La negación del cambio climático es otro clásico, en este caso inspirado incluso por dicursos políticos y gobernantes públicos ¿qué gana con este debate?

Sinceramente, en realidad porque representan a intereses basados en los combustibles fósiles, creo que no hay más vuelta de hoja. El cambio climático está investigado y demostrado desde los años 60 hasta nuestro presente. Hay estudios publicados en revistas científicas de primer nivel sobre cómo dos grandes petroleras de Estados Unidos en la década de los 60 del siglo pasado tenían algunos de los mejores científicos del clima del mundo que habían clavado con sus modelos, con sus proyecciones, el ritmo de calentamiento que iba a tener el planeta a más de cuarenta años vista. Lo sabían y trataron de ocultarlo. Obviamente lo vemos en cada cumbre del clima, hay resistencias por parte de países y empresas que viven de los combustibles fosiles y que se resisten a cambiar el modelo.
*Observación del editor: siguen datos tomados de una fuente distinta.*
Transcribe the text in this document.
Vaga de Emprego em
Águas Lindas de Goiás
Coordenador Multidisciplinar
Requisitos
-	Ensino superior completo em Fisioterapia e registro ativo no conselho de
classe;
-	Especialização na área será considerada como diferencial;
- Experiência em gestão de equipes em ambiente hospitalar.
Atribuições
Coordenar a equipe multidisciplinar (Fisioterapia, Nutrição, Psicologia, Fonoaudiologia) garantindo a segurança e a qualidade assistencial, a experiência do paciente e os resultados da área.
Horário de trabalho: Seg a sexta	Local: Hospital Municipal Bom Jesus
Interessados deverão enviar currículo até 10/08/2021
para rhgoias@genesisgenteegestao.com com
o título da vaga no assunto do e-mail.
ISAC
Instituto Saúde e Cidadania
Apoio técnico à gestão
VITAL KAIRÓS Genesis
Dentro de esa estrategia puedes encontrar narrativas retardistas -no es tarde, no es para tanto-, negativas optimistas -es verdad pero lo vamos a solucionar- y una guerra un poco más sucia: que parezca que la culpa del cambio climático la tiene el ciudadano porque no recicla. Eso suele ocurrir a través de determinadas formaciones políticas o presidentes como Trump que ha jugado mucho a eso y, por efecto contagio, otros líderes de opinión en el mundo que juegan a enfrentar a bandos de ciudadanos. De ahí narrativas como las de 'los ecologetas te van a llevar a que tengas que tirar tu coche', cuestiones que no son verdad, casi como una caricatura que se compra dentro de un ámbito de cabreo. No son los ciudadanos sino que son otras esferas de poder las que tienen el grueso de la responsabilidad y a quienes tenemos que exigirle cuentas.

A menudo se tiene el prejuicio de que las personas mayores se creen con más facilidad los bulos. Usted da clases a gente joven ¿qué detecta? ¿calan más entre ellos las corrientes negacionistas de la violencia de género o ambiental? ¿se relaciona con que están menos informados?
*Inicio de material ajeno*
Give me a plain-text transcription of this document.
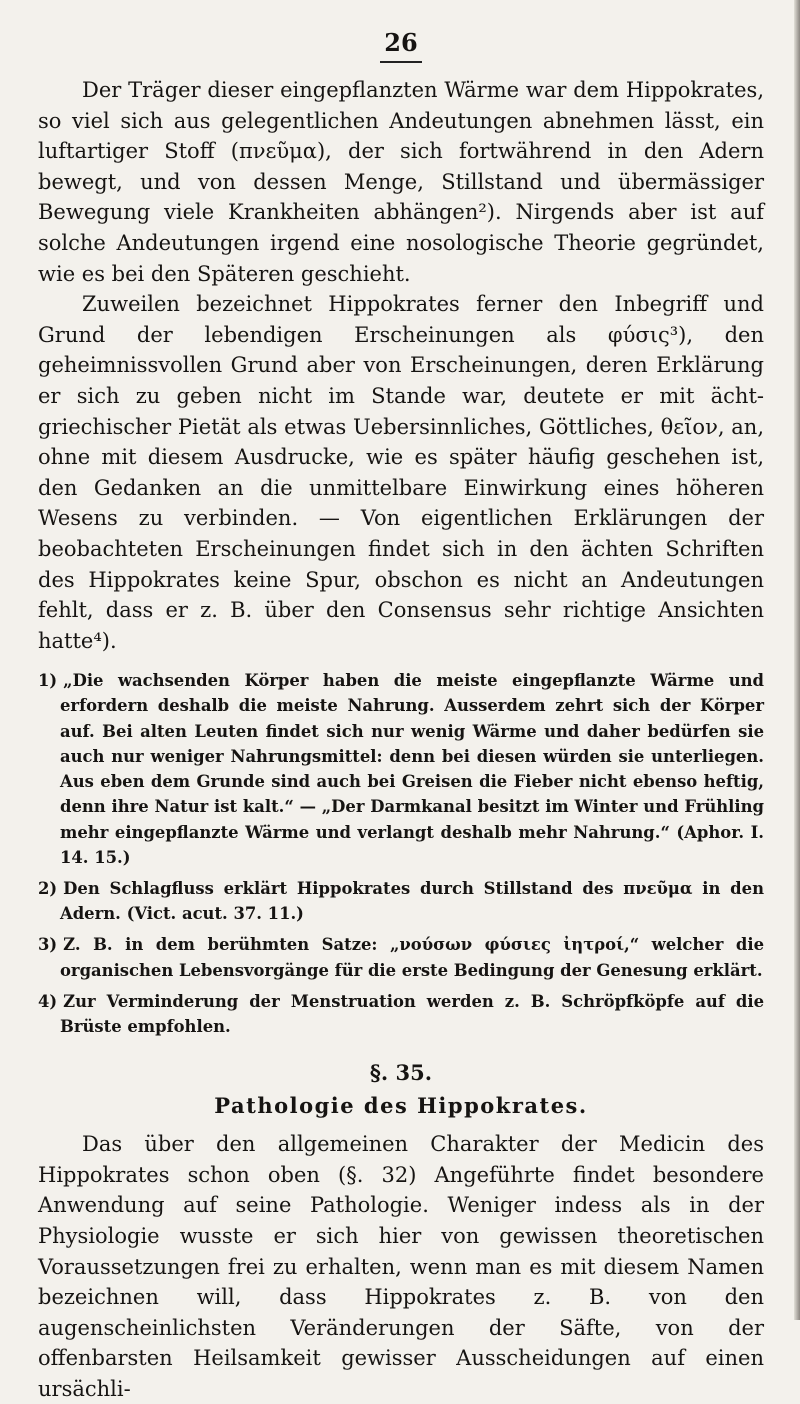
26

Der Träger dieser eingepflanzten Wärme war dem Hippokrates, so viel sich aus gelegentlichen Andeutungen abnehmen lässt, ein luftartiger Stoff (πνεῦμα), der sich fortwährend in den Adern bewegt, und von dessen Menge, Stillstand und übermässiger Bewegung viele Krankheiten abhängen²). Nirgends aber ist auf solche Andeutungen irgend eine nosologische Theorie gegründet, wie es bei den Späteren geschieht.

Zuweilen bezeichnet Hippokrates ferner den Inbegriff und Grund der lebendigen Erscheinungen als φύσις³), den geheimnissvollen Grund aber von Erscheinungen, deren Erklärung er sich zu geben nicht im Stande war, deutete er mit ächt-griechischer Pietät als etwas Uebersinnliches, Göttliches, θεῖον, an, ohne mit diesem Ausdrucke, wie es später häufig geschehen ist, den Gedanken an die unmittelbare Einwirkung eines höheren Wesens zu verbinden. — Von eigentlichen Erklärungen der beobachteten Erscheinungen findet sich in den ächten Schriften des Hippokrates keine Spur, obschon es nicht an Andeutungen fehlt, dass er z. B. über den Consensus sehr richtige Ansichten hatte⁴).

1) „Die wachsenden Körper haben die meiste eingepflanzte Wärme und erfordern deshalb die meiste Nahrung. Ausserdem zehrt sich der Körper auf. Bei alten Leuten findet sich nur wenig Wärme und daher bedürfen sie auch nur weniger Nahrungsmittel: denn bei diesen würden sie unterliegen. Aus eben dem Grunde sind auch bei Greisen die Fieber nicht ebenso heftig, denn ihre Natur ist kalt.“ — „Der Darmkanal besitzt im Winter und Frühling mehr eingepflanzte Wärme und verlangt deshalb mehr Nahrung.“ (Aphor. I. 14. 15.)
2) Den Schlagfluss erklärt Hippokrates durch Stillstand des πνεῦμα in den Adern. (Vict. acut. 37. 11.)
3) Z. B. in dem berühmten Satze: „νούσων φύσιες ἰητροί,“ welcher die organischen Lebensvorgänge für die erste Bedingung der Genesung erklärt.
4) Zur Verminderung der Menstruation werden z. B. Schröpfköpfe auf die Brüste empfohlen.
§. 35.
Pathologie des Hippokrates.

Das über den allgemeinen Charakter der Medicin des Hippokrates schon oben (§. 32) Angeführte findet besondere Anwendung auf seine Pathologie. Weniger indess als in der Physiologie wusste er sich hier von gewissen theoretischen Voraussetzungen frei zu erhalten, wenn man es mit diesem Namen bezeichnen will, dass Hippokrates z. B. von den augenscheinlichsten Veränderungen der Säfte, von der offenbarsten Heilsamkeit gewisser Ausscheidungen auf einen ursächli-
Lo que dicen los estudios que se dedican a seguir la permeabilidad de los bulos o de las narrativas desinformadoras es que, en el fondo, es bastante transversal en las edades aunque los temas de interés pueden variar entre unos y otros. También varían con el tiempo. Hace unos años, la juventud era la más concienciada con temas climáticos respecto a sus padres y abuelos, menos sensibles. Pero eso va cambiando. Por otro lado, las narrativas desinformadoras son muy mutantes. Muchas veces mutan recuperando mensajes antiguos, por ejemplo con el tema de los 'chemtrais' -un viejo bulo que dice que los aviones nos rocían con sustancias químicas- que datan de la época de los 90, de los radioaficionados y los primeros años de internet. Parecía que provocaba cáncer -que era lo que preocupaba en ese momento- luego producía sequías, después infecciones, después volvió al tema del clima. Tienen un ancla pero luego van cambiando. Una misma persona ha podido pasar por ese bulo a lo largo de su recorrido vital muchas veces, y puedo volverlo a consumir porque ha mutado lo suficiente, también sus preocupaciones o el clima social.